Shinhwan Kang, Kyuhan Lee, and Kijung Shin
ICDE 2022: IEEE International Conference on Data Engineering 2022
Abstract: Are users of an online social network interested equally in all connections in the network? If not, how can we obtain a summary of the network personalized to specific users? Can we use the summary for approximate query answering? As massive graphs (e.g., online social networks, hyperlink networks, and road networks) have become pervasive, graph compression has gained importance for the efficient processing of such graphs with limited resources. Graph summarization is an extensively-studied lossy compression method. It provides a summary graph where nodes with similar connectivity are merged into supernodes, and a variety of graph queries can be answered approximately from the summary graph. In this work, we introduce a new problem, namely personalized graph summarization, where the objective is to obtain a summary graph where more emphasis is put on connections closer to a given set of target nodes. Then, we propose PeGaSus, a linear-time algorithm for the problem.

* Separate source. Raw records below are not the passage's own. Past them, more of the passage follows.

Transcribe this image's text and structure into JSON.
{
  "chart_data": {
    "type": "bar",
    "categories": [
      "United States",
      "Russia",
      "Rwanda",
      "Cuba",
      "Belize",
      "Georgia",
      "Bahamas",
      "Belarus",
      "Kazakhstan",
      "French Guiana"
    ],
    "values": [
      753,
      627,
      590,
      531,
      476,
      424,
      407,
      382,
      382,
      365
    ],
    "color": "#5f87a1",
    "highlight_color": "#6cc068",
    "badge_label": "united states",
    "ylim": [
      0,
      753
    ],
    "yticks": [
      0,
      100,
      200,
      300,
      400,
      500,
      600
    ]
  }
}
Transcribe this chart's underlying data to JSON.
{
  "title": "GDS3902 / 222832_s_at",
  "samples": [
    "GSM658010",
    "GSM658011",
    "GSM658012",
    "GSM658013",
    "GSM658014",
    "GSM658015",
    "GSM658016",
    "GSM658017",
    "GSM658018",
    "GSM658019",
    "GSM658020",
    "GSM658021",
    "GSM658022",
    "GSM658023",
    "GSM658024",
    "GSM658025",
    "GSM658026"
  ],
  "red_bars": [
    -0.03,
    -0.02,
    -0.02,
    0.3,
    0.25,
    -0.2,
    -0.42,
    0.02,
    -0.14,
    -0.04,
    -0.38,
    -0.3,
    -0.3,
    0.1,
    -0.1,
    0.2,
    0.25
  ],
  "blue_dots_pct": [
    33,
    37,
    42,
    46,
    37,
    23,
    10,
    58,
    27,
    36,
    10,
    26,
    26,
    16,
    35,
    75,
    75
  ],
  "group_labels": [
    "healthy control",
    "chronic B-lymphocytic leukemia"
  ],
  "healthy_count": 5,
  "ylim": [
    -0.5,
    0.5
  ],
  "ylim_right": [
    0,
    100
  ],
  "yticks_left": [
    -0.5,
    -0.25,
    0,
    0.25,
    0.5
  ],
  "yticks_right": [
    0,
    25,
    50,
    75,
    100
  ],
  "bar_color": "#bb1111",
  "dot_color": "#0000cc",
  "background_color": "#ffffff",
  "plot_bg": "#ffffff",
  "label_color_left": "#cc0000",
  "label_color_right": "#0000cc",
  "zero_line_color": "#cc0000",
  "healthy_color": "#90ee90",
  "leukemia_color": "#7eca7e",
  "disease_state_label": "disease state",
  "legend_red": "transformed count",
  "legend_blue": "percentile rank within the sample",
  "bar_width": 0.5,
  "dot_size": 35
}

Through experiments on six real-world graphs, we demonstrate that PeGaSus is (a) Effective: node-similarity queries for target nodes can be answered significantly more accurately from personalized summary graphs than from non-personalized ones of similar size, (b) Scalable: it summarizes graphs with up to one billion edges, and (c) Applicable to distributed multi-query answering: it successfully replaces graph partitioning for communication-free multi-query processing.